I love that when Nate and I moved in together, we did a ceremony by the river to celebrate and ask blessings upon our family and home we were creating together, that when engaged, we went to the river to write our wedding vows. And I love that we married where the beautiful swiftly flowing waters of the Tolt converge with the meandering sparkling waters of the Snoqualmie – two rivers joining as one, two lives coming together.
I love that we go to the river for our water ceremonies and ceremonies to mark the seasons, and that I go to the river to play, to pray, to train to be and listen. I love that I went to the river to invite in our child’s spirit into my womb as an eagle flew above me and landed in a fir tree across the water. I love that I while on a wonder wander to the river at 5 months of pregnancy, I asked my baby’s spirit to share his name…and moments later, he shared his name Orion Raven. I love collecting wild medicinal plants, berries, nettles throughout the valley, and growing food in our yard. I love being rooted here in these lands, forests waters and sky.

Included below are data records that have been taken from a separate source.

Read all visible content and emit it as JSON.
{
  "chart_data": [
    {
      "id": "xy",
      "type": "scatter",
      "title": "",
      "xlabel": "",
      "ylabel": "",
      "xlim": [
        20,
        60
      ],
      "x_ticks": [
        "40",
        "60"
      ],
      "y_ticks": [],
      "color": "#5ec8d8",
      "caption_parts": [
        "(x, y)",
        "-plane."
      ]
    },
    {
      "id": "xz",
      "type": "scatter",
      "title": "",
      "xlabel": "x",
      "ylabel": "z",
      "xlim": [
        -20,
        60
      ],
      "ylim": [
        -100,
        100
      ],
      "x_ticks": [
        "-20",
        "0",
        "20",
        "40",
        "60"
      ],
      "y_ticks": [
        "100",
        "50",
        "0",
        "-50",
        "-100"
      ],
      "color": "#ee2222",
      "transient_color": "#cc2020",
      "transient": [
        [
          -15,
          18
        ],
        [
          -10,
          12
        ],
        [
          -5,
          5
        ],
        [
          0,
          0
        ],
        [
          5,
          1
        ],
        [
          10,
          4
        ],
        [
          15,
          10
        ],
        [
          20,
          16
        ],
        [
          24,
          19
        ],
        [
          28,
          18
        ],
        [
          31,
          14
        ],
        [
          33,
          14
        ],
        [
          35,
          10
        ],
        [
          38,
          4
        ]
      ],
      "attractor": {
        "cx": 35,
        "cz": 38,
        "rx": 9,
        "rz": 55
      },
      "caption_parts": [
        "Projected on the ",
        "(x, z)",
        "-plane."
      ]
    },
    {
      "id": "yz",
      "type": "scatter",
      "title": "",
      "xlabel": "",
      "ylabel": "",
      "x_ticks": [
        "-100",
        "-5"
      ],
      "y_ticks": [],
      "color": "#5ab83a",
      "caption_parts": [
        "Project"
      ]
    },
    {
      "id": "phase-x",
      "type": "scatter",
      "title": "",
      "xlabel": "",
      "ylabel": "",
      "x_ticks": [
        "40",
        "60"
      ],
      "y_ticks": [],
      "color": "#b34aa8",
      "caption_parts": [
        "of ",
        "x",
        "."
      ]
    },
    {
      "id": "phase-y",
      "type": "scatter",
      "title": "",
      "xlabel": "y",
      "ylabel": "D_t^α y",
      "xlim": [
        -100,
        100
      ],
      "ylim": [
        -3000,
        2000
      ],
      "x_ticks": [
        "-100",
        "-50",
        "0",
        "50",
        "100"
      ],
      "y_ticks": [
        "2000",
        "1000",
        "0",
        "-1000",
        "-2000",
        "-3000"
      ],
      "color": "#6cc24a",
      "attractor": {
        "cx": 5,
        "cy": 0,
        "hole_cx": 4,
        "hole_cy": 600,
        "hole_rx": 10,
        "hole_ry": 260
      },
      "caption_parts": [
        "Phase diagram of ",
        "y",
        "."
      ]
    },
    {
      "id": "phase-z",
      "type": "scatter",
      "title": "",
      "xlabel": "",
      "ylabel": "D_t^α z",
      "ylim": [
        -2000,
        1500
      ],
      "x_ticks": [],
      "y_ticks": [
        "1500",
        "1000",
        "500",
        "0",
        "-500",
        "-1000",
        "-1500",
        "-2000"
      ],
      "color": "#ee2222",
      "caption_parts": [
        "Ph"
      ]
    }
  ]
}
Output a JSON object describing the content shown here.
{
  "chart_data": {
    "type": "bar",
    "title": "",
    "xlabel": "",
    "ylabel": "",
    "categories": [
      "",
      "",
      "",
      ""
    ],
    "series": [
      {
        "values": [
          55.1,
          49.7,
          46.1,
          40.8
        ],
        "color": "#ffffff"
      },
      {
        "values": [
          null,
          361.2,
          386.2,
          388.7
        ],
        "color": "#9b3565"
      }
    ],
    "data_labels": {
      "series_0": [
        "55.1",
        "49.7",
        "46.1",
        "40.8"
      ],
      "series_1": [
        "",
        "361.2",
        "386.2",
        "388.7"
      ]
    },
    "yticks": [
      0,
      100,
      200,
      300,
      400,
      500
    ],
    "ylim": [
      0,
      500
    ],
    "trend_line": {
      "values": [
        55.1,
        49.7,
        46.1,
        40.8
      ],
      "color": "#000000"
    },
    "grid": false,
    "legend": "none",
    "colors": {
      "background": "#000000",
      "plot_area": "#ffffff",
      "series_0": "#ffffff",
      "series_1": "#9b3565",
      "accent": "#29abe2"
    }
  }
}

I remember feeling a sense of being called to this land. When Nate and I were first friends, getting together for play dates to share qigong, Earthgym and martial arts practices, I remember him telling me he was from Carnation. I just felt neutral in hearing that. Yet, later when I came to Carnation, I met the Tolt River for the first time, and then learned the original name of this place was Tolt – named after the river and meaning, “Swiftly flowing waters”. In that moment, something in me awoke. A knowing flowed through my blood. I didn’t understand it at the time but I felt a resonance in my cells. I knew that this place was calling to me and me to it and Tolt was to be my home for a long time. At the time I was not quite sure what it meant as I had been so long living a highly nomadic life. And now, married to my beloved husband and as a new Mama, I do.
I love this land and water. I love these forests and mountains and sky. And I am now of this land. Listening, receiving, loving, giving, musing and rooting. I receive this blessed gift of belonging from the Land.